US Launches Section 301 Probe Targeting India and 15 Others
US Escalates Trade Scrutiny with New Investigation
The United States government has initiated a new trade investigation under Section 301 of the Trade Act of 1974, targeting India and 15 other major economies. Announced on March 11, 2026, by the office of the United States Trade Representative (USTR), the probe will examine whether these countries engage in unfair trade practices that contribute to 'structural excess capacity' in global manufacturing. This move signals a significant escalation in Washington's trade enforcement activities and could lead to the imposition of new tariffs in the coming months, creating fresh uncertainty for Indian exporters.
Understanding Section 301
Section 301 is a key provision in US trade law that grants the USTR broad authority to investigate and respond to foreign trade practices it deems unfair or harmful to American commerce. The law allows the USTR to take action against policies that are considered unreasonable, discriminatory, or that burden or restrict US trade. If an investigation confirms such violations, the US can impose remedies, which may include tariffs, import restrictions, or the suspension of trade concessions. It serves as Washington's primary legal tool for unilaterally addressing perceived unfairness in international trade.
Why Has This Probe Been Launched Now?
The timing of this investigation is directly linked to a recent legal setback for the Trump administration. On February 20, 2026, the US Supreme Court struck down the legal basis for the administration's 'reciprocal tariffs,' which had been a cornerstone of its trade strategy. In response, the administration quickly imposed a temporary, flat 10% tariff on all imports under a different law, Section 122 of the Trade Act of 1974. However, this new Section 301 investigation represents a more targeted and legally robust approach to rebuilding trade pressure on key partners. The probe aims to build a formal case against specific policies that allegedly distort global markets.
Who and What is Under Scrutiny?
The investigation covers a wide range of economies, including 15 countries and the 27-nation European Union bloc. The full list includes India, China, Japan, South Korea, Mexico, Taiwan, Vietnam, Thailand, Malaysia, Cambodia, Singapore, Indonesia, Bangladesh, Switzerland, and Norway. The USTR will focus on whether government policies have led to excess production capacity in several key industrial sectors. These sectors include steel, aluminum, automobiles, batteries, electronics, chemicals, machinery, semiconductors, and solar modules.
The Investigation's Focus
The probe will examine a variety of practices that could contribute to overcapacity. According to the USTR, this includes government subsidies, the activities of state-owned enterprises, subsidized lending, currency manipulation, suppressed domestic demand, and lax labor or environmental standards. The core objective is to determine if these policies give manufacturers in the targeted countries an unfair advantage, allowing them to flood global markets with goods at artificially low prices, thereby harming American industries.

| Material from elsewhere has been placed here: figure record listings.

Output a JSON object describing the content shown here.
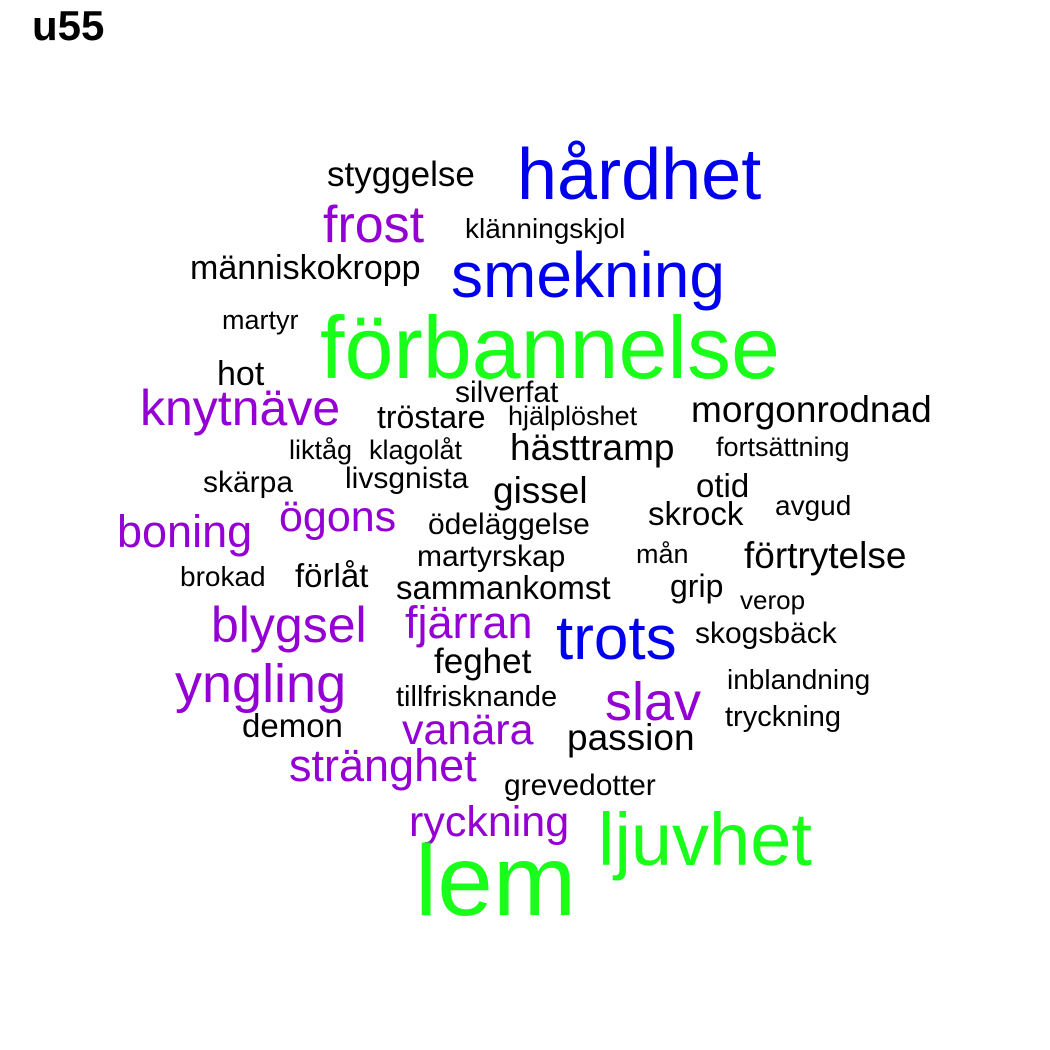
{
  "title": "u55",
  "colors": {
    "black": "#000000",
    "blue": "#0000ee",
    "purple": "#9400d3",
    "green": "#1aff1a"
  },
  "words": [
    {
      "text": "styggelse",
      "color": "black"
    },
    {
      "text": "hårdhet",
      "color": "blue"
    },
    {
      "text": "frost",
      "color": "purple"
    },
    {
      "text": "klänningskjol",
      "color": "black"
    },
    {
      "text": "människokropp",
      "color": "black"
    },
    {
      "text": "smekning",
      "color": "blue"
    },
    {
      "text": "martyr",
      "color": "black"
    },
    {
      "text": "förbannelse",
      "color": "green"
    },
    {
      "text": "hot",
      "color": "black"
    },
    {
      "text": "silverfat",
      "color": "black"
    },
    {
      "text": "knytnäve",
      "color": "purple"
    },
    {
      "text": "tröstare",
      "color": "black"
    },
    {
      "text": "hjälplöshet",
      "color": "black"
    },
    {
      "text": "morgonrodnad",
      "color": "black"
    },
    {
      "text": "liktåg",
      "color": "black"
    },
    {
      "text": "klagolåt",
      "color": "black"
    },
    {
      "text": "hästtramp",
      "color": "black"
    },
    {
      "text": "fortsättning",
      "color": "black"
    },
    {
      "text": "skärpa",
      "color": "black"
    },
    {
      "text": "livsgnista",
      "color": "black"
    },
    {
      "text": "gissel",
      "color": "black"
    },
    {
      "text": "otid",
      "color": "black"
    },
    {
      "text": "ögons",
      "color": "purple"
    },
    {
      "text": "avgud",
      "color": "black"
    },
    {
      "text": "boning",
      "color": "purple"
    },
    {
      "text": "skrock",
      "color": "black"
    },
    {
      "text": "ödeläggelse",
      "color": "black"
    },
    {
      "text": "martyrskap",
      "color": "black"
    },
    {
      "text": "mån",
      "color": "black"
    },
    {
      "text": "förtrytelse",
      "color": "black"
    },
    {
      "text": "brokad",
      "color": "black"
    },
    {
      "text": "förlåt",
      "color": "black"
    },
    {
      "text": "sammankomst",
      "color": "black"
    },
    {
      "text": "grip",
      "color": "black"
    },
    {
      "text": "verop",
      "color": "black"
    },
    {
      "text": "blygsel",
      "color": "purple"
    },
    {
      "text": "fjärran",
      "color": "purple"
    },
    {
      "text": "trots",
      "color": "blue"
    },
    {
      "text": "skogsbäck",
      "color": "black"
    },
    {
      "text": "feghet",
      "color": "black"
    },
    {
      "text": "yngling",
      "color": "purple"
    },
    {
      "text": "inblandning",
      "color": "black"
    },
    {
      "text": "tillfrisknande",
      "color": "black"
    },
    {
      "text": "slav",
      "color": "purple"
    },
    {
      "text": "tryckning",
      "color": "black"
    },
    {
      "text": "demon",
      "color": "black"
    },
    {
      "text": "vanära",
      "color": "purple"
    },
    {
      "text": "passion",
      "color": "black"
    },
    {
      "text": "stränghet",
      "color": "purple"
    },
    {
      "text": "grevedotter",
      "color": "black"
    },
    {
      "text": "ryckning",
      "color": "purple"
    },
    {
      "text": "ljuvhet",
      "color": "green"
    },
    {
      "text": "lem",
      "color": "green"
    }
  ]
}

Key Details of the Section 301 Probe
The Investigation Process and Timeline
The Section 301 investigation follows a structured and public process. The USTR will open public dockets for written submissions on March 17, 2026, allowing companies, industry groups, and foreign governments to provide comments and evidence. The deadline for these submissions and for requests to participate in public hearings is April 15. A public hearing is anticipated to be held around May 5, where stakeholders can present their cases directly to the investigating committee. Following this, the USTR will review the evidence and issue its findings and recommendations for action.
Implications for India
For India, its inclusion in this probe signals renewed and intense scrutiny of its industrial and trade policies from Washington. The United States is one of India's largest trading partners, and any punitive measures could have a significant impact on its manufacturing and export sectors. According to the Global Trade Research Initiative (GTRI), the investigation specifically highlights several Indian sectors where structural excess capacity or export surpluses may exist. These include solar modules, petrochemicals, steel, textiles, health-related goods, construction materials, and automotive products. For instance, the US notice points out that India's solar-module manufacturing capacity is already nearly three times its domestic demand, suggesting a reliance on export markets.

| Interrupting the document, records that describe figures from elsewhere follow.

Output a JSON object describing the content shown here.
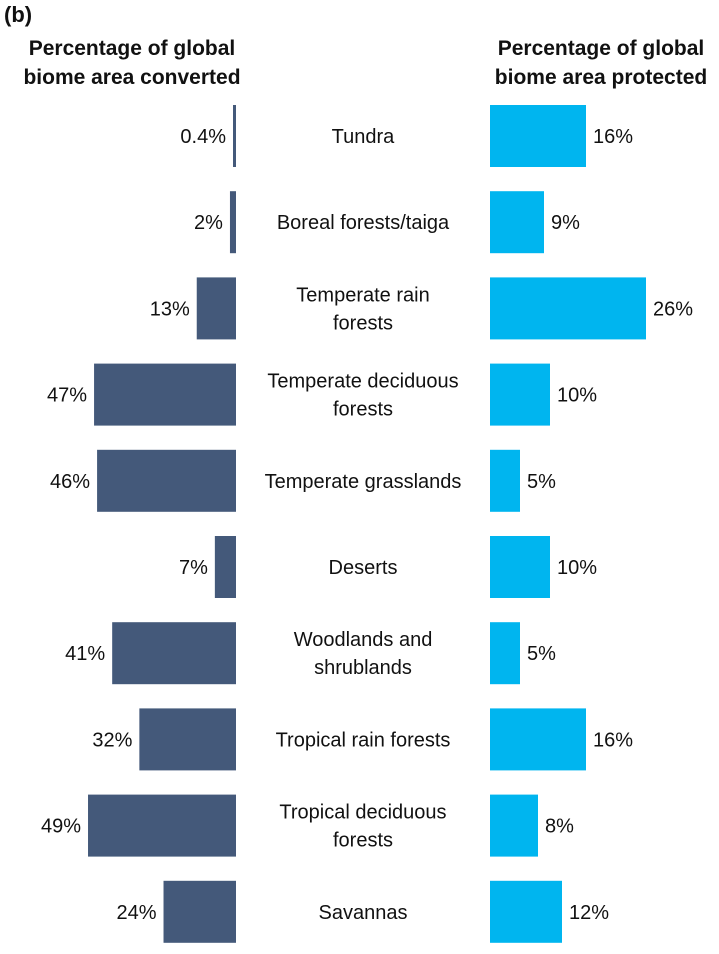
{
  "chart_data": {
    "type": "bar",
    "panel_label": "(b)",
    "left_title": [
      "Percentage of global",
      "biome area converted"
    ],
    "right_title": [
      "Percentage of global",
      "biome area protected"
    ],
    "unit": "%",
    "categories": [
      [
        "Tundra"
      ],
      [
        "Boreal forests/taiga"
      ],
      [
        "Temperate rain",
        "forests"
      ],
      [
        "Temperate deciduous",
        "forests"
      ],
      [
        "Temperate grasslands"
      ],
      [
        "Deserts"
      ],
      [
        "Woodlands and",
        "shrublands"
      ],
      [
        "Tropical rain forests"
      ],
      [
        "Tropical deciduous",
        "forests"
      ],
      [
        "Savannas"
      ]
    ],
    "series": [
      {
        "name": "Percentage of global biome area converted",
        "values": [
          0.4,
          2,
          13,
          47,
          46,
          7,
          41,
          32,
          49,
          24
        ],
        "labels": [
          "0.4%",
          "2%",
          "13%",
          "47%",
          "46%",
          "7%",
          "41%",
          "32%",
          "49%",
          "24%"
        ],
        "color": "#44597a"
      },
      {
        "name": "Percentage of global biome area protected",
        "values": [
          16,
          9,
          26,
          10,
          5,
          10,
          5,
          16,
          8,
          12
        ],
        "labels": [
          "16%",
          "9%",
          "26%",
          "10%",
          "5%",
          "10%",
          "5%",
          "16%",
          "8%",
          "12%"
        ],
        "color": "#00b5ef"
      }
    ]
  }
}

Potential Outcomes and Market Impact
If the investigation concludes that India's policies are distorting trade, the US could impose tariffs or other restrictions on Indian exports. This creates a challenging environment for businesses involved in the identified sectors. However, Section 301 probes do not always end in tariffs. They often serve as leverage to bring trading partners to the negotiating table. It is possible that the investigation could lead to diplomatic discussions aimed at finding policy solutions to address US concerns. This probe follows a joint statement signed on February 6, 2026, where India committed to reducing certain tariffs and purchasing over $100 billion in US products, complicating the bilateral trade relationship.

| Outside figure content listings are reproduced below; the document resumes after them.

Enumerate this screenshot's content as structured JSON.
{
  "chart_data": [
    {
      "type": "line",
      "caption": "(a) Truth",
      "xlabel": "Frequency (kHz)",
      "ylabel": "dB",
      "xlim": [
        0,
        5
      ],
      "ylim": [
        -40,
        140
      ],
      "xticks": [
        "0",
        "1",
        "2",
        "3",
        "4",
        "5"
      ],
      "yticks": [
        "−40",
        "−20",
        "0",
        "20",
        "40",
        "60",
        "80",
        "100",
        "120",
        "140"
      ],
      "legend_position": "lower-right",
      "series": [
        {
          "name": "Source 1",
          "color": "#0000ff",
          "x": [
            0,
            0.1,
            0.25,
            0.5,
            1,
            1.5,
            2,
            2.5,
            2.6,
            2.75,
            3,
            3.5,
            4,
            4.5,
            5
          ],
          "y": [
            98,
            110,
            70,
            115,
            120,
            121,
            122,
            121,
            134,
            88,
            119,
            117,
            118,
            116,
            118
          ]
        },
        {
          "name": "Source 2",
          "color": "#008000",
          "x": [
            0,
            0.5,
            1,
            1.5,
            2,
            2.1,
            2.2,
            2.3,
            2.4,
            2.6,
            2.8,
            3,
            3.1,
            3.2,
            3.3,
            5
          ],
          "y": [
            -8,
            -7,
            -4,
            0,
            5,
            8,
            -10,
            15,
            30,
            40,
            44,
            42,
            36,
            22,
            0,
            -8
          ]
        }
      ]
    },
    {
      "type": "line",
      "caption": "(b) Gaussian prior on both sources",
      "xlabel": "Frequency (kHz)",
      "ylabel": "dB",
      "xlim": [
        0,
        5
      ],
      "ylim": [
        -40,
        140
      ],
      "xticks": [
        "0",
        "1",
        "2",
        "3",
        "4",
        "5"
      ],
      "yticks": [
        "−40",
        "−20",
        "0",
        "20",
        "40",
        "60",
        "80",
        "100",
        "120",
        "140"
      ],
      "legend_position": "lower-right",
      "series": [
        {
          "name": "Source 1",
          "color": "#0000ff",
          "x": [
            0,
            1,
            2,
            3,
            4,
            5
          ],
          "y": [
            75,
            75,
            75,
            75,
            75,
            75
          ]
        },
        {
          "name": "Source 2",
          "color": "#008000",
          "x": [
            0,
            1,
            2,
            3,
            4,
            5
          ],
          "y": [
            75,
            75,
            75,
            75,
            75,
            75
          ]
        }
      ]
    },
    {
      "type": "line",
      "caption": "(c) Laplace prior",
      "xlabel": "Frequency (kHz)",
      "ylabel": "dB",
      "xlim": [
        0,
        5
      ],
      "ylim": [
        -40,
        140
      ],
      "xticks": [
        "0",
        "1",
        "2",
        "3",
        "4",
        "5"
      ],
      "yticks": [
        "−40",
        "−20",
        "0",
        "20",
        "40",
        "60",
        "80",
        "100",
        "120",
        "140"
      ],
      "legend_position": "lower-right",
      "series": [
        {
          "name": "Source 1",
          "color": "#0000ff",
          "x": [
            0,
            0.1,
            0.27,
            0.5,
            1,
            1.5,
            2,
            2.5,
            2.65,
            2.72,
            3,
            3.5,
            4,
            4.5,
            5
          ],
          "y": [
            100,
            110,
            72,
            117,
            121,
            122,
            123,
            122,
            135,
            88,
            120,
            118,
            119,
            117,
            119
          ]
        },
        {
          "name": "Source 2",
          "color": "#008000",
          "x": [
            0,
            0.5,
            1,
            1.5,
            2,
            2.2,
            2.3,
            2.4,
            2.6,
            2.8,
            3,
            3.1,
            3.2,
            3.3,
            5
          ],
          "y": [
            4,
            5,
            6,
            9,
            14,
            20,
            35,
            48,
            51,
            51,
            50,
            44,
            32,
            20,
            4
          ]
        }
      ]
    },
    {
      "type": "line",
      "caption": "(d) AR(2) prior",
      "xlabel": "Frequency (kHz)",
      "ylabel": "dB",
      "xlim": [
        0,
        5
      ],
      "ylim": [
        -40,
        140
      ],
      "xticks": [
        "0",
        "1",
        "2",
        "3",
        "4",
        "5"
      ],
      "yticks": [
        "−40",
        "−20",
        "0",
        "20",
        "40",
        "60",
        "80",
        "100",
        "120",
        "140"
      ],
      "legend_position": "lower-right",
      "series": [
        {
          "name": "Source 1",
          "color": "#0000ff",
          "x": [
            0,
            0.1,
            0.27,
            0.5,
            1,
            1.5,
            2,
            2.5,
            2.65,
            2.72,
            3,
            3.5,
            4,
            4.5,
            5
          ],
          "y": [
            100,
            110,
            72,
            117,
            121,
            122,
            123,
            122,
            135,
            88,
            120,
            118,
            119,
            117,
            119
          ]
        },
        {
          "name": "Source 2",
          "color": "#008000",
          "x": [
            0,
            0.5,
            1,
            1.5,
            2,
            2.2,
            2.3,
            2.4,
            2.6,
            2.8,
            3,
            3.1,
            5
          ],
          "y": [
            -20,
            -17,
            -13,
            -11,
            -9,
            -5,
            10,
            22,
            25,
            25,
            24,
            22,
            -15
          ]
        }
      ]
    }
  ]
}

Conclusion: A Period of Uncertainty Ahead
The launch of this Section 301 investigation places India and other major economies under a microscope, creating a period of uncertainty for global trade. While the process is more legally constrained than previous tariff actions, the threat of new duties is real. The outcome will depend on the evidence gathered and the willingness of the targeted countries to negotiate. For Indian industries, the immediate future involves preparing for the public consultation process and monitoring developments closely. The findings from the USTR, expected after the May hearings, will be a critical indicator of the direction US trade policy will take.